Given the paper's problems in sampling, analysis, and interpretation, Fitzsimmons et al. (2008) cannot reach any valid conclusions about whether songs are individually distinctive. Nor do they present valid evidence of songs differing from lek to lek. Nor are the findings relevant to the question of vocal learning in suboscines.
When papers like this appear in print, authors rightly share blame with others who facilitate the publication process, including reviewers and editors. How this extended responsibility can fail is illustrated not only by the initial publication of Fitzsimmons et al. (2008) but also by the reluctance of those involved in the review process to share my desire that a severe, but fair, review be published. This cavalier attitude toward the design of research and the collection and analysis of numbers is unacceptable, because such permissiveness undermines the very science we claim to be doing. The present case is not unique, and such flawed papers can do considerable damage if they go unchallenged.
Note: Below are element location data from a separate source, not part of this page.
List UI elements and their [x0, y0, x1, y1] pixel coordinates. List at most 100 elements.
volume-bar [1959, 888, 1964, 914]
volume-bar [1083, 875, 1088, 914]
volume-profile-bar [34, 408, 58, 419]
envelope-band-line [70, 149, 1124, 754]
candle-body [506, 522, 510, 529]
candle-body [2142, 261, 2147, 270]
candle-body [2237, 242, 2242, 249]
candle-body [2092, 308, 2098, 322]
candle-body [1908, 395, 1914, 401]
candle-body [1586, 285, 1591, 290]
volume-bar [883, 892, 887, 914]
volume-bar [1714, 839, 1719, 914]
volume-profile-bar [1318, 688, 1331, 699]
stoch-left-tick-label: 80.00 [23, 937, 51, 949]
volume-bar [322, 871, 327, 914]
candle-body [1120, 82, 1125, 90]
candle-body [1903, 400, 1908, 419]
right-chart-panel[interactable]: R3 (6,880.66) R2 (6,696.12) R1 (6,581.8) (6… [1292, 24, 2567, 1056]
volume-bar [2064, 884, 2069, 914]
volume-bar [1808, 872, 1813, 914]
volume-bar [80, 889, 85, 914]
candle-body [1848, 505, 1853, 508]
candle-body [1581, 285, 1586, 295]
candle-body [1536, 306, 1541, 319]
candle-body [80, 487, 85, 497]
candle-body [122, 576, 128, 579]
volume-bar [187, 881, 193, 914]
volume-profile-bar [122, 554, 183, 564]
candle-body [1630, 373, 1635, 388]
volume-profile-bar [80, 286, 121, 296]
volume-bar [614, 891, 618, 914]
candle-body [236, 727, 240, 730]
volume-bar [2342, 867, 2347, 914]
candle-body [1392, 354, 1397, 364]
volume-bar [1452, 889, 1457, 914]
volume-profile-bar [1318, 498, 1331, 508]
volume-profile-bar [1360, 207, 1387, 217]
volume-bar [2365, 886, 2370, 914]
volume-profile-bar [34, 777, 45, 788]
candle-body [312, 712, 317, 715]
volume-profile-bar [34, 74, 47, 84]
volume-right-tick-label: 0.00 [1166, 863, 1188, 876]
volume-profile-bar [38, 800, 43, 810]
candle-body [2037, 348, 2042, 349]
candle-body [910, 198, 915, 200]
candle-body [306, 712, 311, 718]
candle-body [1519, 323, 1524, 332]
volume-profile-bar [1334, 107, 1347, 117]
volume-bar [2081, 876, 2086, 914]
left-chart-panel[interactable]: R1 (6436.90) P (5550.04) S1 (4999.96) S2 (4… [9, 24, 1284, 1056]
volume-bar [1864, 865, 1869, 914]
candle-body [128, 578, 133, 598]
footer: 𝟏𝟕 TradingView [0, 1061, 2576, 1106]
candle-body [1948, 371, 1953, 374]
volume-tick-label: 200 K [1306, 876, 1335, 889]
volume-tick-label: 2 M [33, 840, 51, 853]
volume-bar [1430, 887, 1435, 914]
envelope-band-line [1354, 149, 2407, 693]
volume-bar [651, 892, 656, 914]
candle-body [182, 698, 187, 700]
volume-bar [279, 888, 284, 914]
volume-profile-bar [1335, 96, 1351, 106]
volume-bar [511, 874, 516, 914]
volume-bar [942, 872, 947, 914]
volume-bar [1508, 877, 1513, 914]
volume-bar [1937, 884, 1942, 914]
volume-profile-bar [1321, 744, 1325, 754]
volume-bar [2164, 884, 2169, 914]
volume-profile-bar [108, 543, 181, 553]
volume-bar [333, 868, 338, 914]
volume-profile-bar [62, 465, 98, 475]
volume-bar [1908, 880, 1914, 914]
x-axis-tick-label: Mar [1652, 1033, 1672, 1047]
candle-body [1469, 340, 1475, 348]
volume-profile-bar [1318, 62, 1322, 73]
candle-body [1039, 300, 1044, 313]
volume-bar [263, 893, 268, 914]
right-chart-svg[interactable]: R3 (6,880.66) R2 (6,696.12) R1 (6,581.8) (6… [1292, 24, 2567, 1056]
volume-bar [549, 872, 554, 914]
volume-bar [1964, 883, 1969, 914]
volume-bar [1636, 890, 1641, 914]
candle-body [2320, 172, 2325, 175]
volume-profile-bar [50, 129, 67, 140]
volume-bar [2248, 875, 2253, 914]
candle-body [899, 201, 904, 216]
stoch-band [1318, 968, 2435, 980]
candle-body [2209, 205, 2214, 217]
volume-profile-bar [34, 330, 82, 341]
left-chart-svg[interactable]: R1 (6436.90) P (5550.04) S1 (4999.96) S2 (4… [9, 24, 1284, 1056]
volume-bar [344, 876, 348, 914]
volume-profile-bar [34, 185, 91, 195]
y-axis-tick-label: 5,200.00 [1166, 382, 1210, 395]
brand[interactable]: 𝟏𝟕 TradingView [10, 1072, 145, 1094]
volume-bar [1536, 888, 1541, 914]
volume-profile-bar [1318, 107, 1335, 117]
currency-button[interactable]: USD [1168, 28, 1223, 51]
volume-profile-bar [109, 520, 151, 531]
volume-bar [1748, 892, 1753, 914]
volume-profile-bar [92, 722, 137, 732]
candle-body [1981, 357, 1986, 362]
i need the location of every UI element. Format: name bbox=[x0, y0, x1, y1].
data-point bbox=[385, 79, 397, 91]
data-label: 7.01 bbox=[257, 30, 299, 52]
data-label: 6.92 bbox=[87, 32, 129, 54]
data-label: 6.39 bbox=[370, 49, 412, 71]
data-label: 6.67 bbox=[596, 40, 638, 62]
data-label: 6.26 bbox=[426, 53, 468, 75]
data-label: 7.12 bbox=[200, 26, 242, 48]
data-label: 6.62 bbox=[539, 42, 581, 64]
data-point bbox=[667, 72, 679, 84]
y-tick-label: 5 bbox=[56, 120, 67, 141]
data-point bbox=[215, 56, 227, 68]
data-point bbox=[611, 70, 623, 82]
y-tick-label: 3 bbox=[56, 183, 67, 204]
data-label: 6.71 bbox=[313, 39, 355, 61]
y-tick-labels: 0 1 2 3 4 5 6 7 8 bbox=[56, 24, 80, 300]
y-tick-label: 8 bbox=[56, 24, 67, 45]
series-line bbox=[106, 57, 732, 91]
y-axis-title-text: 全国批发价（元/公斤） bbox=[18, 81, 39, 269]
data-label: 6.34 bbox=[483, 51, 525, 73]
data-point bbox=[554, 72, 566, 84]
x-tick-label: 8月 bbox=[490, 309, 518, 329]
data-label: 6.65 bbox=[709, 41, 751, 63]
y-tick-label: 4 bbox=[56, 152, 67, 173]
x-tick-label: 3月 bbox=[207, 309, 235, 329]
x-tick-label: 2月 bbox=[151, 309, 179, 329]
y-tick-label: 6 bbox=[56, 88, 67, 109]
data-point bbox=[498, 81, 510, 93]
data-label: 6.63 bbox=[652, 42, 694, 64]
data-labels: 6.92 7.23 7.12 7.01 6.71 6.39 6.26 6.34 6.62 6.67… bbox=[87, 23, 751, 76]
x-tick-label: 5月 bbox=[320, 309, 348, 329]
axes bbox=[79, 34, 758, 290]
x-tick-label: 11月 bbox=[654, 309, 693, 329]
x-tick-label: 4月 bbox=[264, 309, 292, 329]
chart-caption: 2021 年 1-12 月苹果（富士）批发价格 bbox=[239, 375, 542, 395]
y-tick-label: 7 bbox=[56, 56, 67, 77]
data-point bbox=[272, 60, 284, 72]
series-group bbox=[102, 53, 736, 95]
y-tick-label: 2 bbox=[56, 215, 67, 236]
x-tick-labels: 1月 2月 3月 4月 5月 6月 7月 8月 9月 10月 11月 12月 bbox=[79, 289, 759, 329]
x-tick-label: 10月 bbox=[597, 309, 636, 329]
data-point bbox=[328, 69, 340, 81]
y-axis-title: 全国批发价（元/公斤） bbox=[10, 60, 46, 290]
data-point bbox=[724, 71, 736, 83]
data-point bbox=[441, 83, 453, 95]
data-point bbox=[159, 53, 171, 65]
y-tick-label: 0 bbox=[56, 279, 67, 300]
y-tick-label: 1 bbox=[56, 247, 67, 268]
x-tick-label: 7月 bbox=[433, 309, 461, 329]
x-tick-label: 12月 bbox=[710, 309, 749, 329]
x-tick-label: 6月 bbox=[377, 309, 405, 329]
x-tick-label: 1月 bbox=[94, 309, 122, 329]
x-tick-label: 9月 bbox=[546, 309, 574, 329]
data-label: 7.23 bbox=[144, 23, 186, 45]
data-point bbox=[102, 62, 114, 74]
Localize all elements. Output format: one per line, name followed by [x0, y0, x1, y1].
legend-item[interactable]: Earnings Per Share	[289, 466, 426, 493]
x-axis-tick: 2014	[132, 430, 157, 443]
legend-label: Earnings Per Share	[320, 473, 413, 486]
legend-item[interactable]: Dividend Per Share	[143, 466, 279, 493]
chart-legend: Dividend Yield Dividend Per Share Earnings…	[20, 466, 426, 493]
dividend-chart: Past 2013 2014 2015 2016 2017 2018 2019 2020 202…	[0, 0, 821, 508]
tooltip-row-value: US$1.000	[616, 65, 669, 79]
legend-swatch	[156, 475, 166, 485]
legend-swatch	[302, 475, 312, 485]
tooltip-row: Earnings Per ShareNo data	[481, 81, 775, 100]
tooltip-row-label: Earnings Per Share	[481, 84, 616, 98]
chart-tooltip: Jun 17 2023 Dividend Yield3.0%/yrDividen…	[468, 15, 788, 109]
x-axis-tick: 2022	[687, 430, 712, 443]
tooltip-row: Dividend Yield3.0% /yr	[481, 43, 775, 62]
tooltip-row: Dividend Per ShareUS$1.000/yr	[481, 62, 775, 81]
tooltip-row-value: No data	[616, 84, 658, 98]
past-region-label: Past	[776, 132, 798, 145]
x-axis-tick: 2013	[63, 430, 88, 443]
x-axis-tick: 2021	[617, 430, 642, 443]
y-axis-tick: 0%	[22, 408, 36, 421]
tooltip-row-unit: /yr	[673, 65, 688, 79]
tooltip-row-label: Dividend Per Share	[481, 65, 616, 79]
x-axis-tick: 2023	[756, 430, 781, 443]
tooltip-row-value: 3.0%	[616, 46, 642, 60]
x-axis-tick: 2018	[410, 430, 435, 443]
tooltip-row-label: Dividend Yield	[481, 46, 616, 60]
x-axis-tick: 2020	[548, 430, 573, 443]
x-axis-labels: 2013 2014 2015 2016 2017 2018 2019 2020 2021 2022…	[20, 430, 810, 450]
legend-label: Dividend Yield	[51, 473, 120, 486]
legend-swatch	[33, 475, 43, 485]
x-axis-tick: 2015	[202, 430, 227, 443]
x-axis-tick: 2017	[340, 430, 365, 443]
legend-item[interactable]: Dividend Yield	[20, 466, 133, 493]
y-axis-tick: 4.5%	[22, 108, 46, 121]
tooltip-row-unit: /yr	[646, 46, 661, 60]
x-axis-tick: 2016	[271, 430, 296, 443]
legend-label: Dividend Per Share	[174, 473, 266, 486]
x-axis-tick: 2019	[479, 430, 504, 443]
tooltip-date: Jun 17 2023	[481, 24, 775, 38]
If the research model is emulated by others and if the conclusions and logic are accepted as reported, progress in understanding birds is confused and stymied (for additional discussion, see Byers and Kroodsma 2009). We deserve better from each other, and we should hold each other to a higher standard.
I thank K. Yasukawa and editors S. Sealy and M. Murphy for their advice on the content of this letter, and two reviewers whose advice I sought but who chose to remain anonymous.